Sportfreunde Ricklingen
- Full name: Sportfreunde Ricklingen von 1906 e.V.
- Founded: 1906
- Ground: Beekestadion
- Capacity: 3,000
- Chairman: Dieter Maetz
- Manager: Alexander Repschläger
- League: Kreisliga Hannover (VIII)
- 2015–16: Bezirksliga Hannover 2 (VII), 16th (relegated)
| Home colours | Away colours |

= Sportfreunde Ricklingen =

German football club

The Sportfreunde Ricklingen is a German association football club from the Ricklingen suburb of Hanover, Lower Saxony.

The club's greatest success has been to earn promotion to the tier three Regionalliga Nord in 1996, where it played for three seasons. The club has also made two appearances in the first round of the DFB-Pokal, the German Cup.

==History==
The club was formed in 1906 as the Freie Turner Ricklingen. The club was outlawed by the Nazis in 1933 but reformed in 1945, now under the current name Sportfreunde Ricklingen.

In 1958 the club won promotion to the highest football league in Lower Saxony, the tier two Amateur-Oberliga Niedersachsen and played at this level until 1964 when the league was reduced from two to one division. A period of three decades followed in which Ricklinge did not play at the highest level of Lower Saxony football.

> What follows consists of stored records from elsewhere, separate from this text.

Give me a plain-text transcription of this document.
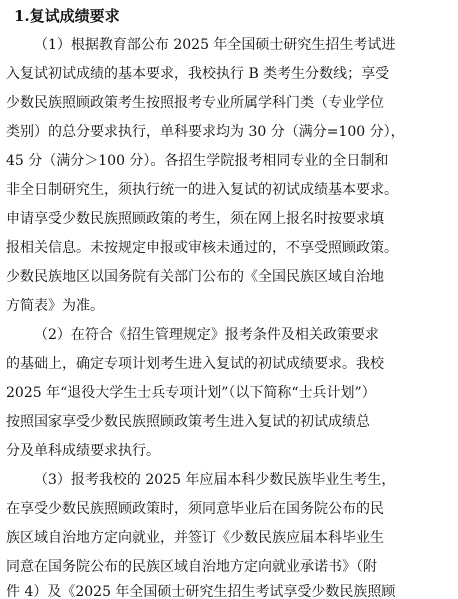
1.复试成绩要求
（1）根据教育部公布 2025 年全国硕士研究生招生考试进
入复试初试成绩的基本要求，我校执行 B 类考生分数线；享受
少数民族照顾政策考生按照报考专业所属学科门类（专业学位
类别）的总分要求执行，单科要求均为 30 分（满分=100 分），
45 分（满分＞100 分）。各招生学院报考相同专业的全日制和
非全日制研究生，须执行统一的进入复试的初试成绩基本要求。
申请享受少数民族照顾政策的考生，须在网上报名时按要求填
报相关信息。未按规定申报或审核未通过的，不享受照顾政策。
少数民族地区以国务院有关部门公布的《全国民族区域自治地
方简表》为准。
（2）在符合《招生管理规定》报考条件及相关政策要求
的基础上，确定专项计划考生进入复试的初试成绩要求。我校
2025 年“退役大学生士兵专项计划”（以下简称“士兵计划”）
按照国家享受少数民族照顾政策考生进入复试的初试成绩总
分及单科成绩要求执行。
（3）报考我校的 2025 年应届本科少数民族毕业生考生，
在享受少数民族照顾政策时，须同意毕业后在国务院公布的民
族区域自治地方定向就业，并签订《少数民族应届本科毕业生
同意在国务院公布的民族区域自治地方定向就业承诺书》（附
件 4）及《2025 年全国硕士研究生招生考试享受少数民族照顾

The team's second rise began in 1993 with promotion to the tier four Verbandsliga Niedersachsen. It finished sixth in the league in 1993–94 which qualified it for the new Oberliga Niedersachsen/Bremen which was established when the Regionalligas were re-formed as the new third tier of the league system in 1994. Sportfreunde came fourth in the Oberliga in its first season there but won the league the season after and won promotion to the Regionalliga Nord. In this era the club also took part in the first round of the DFB-Pokal on two occasions, in 1992–93 and 1993–94, reaching the third round in its first appearance.

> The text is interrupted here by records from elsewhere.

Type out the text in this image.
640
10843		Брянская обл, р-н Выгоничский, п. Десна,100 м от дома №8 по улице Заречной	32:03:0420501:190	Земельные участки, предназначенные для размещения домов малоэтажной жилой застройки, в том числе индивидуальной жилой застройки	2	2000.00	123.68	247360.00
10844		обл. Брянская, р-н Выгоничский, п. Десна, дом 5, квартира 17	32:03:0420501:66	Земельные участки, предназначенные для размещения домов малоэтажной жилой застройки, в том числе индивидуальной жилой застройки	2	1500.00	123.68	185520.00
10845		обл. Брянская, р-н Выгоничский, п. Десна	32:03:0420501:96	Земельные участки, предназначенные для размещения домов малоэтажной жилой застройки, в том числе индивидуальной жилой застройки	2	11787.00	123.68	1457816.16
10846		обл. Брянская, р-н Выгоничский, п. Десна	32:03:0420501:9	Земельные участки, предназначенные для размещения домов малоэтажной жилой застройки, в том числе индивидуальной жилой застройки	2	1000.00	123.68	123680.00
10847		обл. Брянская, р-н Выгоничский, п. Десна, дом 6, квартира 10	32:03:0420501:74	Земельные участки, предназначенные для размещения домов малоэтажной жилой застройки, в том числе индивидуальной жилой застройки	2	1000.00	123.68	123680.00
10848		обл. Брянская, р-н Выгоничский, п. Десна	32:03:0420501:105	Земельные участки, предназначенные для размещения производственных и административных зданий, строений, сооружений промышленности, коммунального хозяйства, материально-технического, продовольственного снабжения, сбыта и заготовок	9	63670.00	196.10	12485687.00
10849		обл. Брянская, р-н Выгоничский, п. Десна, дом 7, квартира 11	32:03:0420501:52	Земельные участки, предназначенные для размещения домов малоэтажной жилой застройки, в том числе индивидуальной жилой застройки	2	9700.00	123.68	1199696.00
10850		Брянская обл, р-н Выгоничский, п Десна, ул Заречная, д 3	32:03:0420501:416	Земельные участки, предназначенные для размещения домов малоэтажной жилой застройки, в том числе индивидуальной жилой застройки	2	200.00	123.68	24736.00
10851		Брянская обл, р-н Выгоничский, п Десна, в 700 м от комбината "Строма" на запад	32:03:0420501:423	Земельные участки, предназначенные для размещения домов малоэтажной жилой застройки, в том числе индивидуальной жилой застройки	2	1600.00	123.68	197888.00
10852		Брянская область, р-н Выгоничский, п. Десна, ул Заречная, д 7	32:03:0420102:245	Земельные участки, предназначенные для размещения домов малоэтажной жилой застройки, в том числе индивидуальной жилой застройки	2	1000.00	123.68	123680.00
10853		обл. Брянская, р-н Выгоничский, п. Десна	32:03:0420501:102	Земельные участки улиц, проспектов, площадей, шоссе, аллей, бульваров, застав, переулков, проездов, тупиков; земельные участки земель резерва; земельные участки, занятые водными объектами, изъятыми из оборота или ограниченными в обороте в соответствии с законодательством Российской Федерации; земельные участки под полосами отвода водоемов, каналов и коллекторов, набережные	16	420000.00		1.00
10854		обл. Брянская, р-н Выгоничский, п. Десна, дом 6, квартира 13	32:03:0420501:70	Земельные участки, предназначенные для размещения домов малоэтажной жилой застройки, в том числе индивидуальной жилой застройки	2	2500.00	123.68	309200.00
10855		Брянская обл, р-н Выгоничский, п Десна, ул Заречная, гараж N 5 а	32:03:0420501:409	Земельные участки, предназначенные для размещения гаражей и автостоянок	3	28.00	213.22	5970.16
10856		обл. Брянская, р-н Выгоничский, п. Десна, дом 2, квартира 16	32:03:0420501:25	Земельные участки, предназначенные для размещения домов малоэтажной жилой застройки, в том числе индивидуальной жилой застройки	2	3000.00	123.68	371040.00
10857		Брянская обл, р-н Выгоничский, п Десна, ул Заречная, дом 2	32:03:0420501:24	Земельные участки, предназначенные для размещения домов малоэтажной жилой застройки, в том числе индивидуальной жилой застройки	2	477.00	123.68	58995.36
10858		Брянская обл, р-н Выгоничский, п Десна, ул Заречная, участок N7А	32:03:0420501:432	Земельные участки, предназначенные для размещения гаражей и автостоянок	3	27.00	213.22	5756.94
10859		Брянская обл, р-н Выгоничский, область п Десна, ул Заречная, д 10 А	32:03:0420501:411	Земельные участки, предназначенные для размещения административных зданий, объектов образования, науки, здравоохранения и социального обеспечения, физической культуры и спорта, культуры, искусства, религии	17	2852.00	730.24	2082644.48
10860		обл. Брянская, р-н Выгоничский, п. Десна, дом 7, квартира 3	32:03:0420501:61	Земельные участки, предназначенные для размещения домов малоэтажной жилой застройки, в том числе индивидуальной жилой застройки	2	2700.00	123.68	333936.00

Sportfreunde played at Regionalliga level for three seasons, with an eleventh place in 1996–97 as its best result. The team's results declined after this and the club was relegated from the Regionalliga again in 1999. It was relegated from the Oberliga the season after when it came only sixteenth and found itself in the western division of the Verbandsliga Niedersachsen for 2000–01 where it finished one rank above a relegation spot. The following season it came only seventeenth in the Verbandsliga and was relegated from this league, too.

Sportfreunde Ricklingen has since fallen as far as the tier eight Kreisliga Hannover but success in the Kreisliga promotion round in 2014 took Sportfreunde back to the Bezirksliga where it lasted for two seasons before dropping back down again.

==Honours==
The team's honours:
- Oberliga Niedersachsen/Bremen
  - Champions: 1996
- Landesliga Hannover
  - Champions: 2003
  - Runners-up: 2006
- Lower Saxony Cup
  - Winners: 1992, 1993

==Recent seasons==
The recent season-by-season performance of the club:

| Year | Division | Tier | Position |
| 1994–95 | Oberliga Niedersachsen/Bremen | IV | 4th |
| 1995–96 | Oberliga Niedersachsen/Bremen | 1st↑ |
| 1996–97 | Regionalliga Nord | III | 11th |
| 1997–98 | Regionalliga Nord | 13th |
| 1998–99 | Regionalliga Nord | 18th↓ |
| 1999–2000 | Oberliga Niedersachsen/Bremen | IV | 16th↓ |
| 2000–01 | Niedersachsenliga West | V | 13th |
| 2001–02 | Niedersachsenliga West | 17th↓ |
| 2002–03 | Landesliga Hannover | VI | 1st↑ |
| 2003–04 | Niedersachsenliga West | V | 17th↓ |
| 2004–05 | Landesliga Hannover | VI | 6th |
| 2005–06 | Landesliga Hannover | 2nd↑ |
| 2006–07 | Niedersachsenliga West | V | 14th↓ |
| 2007–08 | Bezirksoberliga Hannover | VI | 9th |
| 2008–09 | Bezirksoberliga Hannover | 4th |
| 2009–10 | Bezirksoberliga Hannover | 15th↓ |
| 2010–11 | Bezirksliga Hannover 2 | VII | 15th↓ |
| 2011–12 | Kreisliga Hannover | VIII | 7th |
| 2012–13 | Kreisliga Hannover | 5th |
| 2013–14 | Kreisliga Hannover | 2nd↑ |
| 2014–15 | Bezirksliga Hannover 2 | VII | 6th |
| 2015–16 | Bezirksliga Hannover 2 | 16th↓ |
| 2016–17 | Kreisliga Hannover | VIII |  |

- With the introduction of the Regionalligas in 1994 and the 3. Liga in 2008 as the new third tier, below the 2. Bundesliga, all leagues below dropped one tier. Between 2006 and 2010 the Landesliga Hannover was renamed Bezirksoberliga Hannover.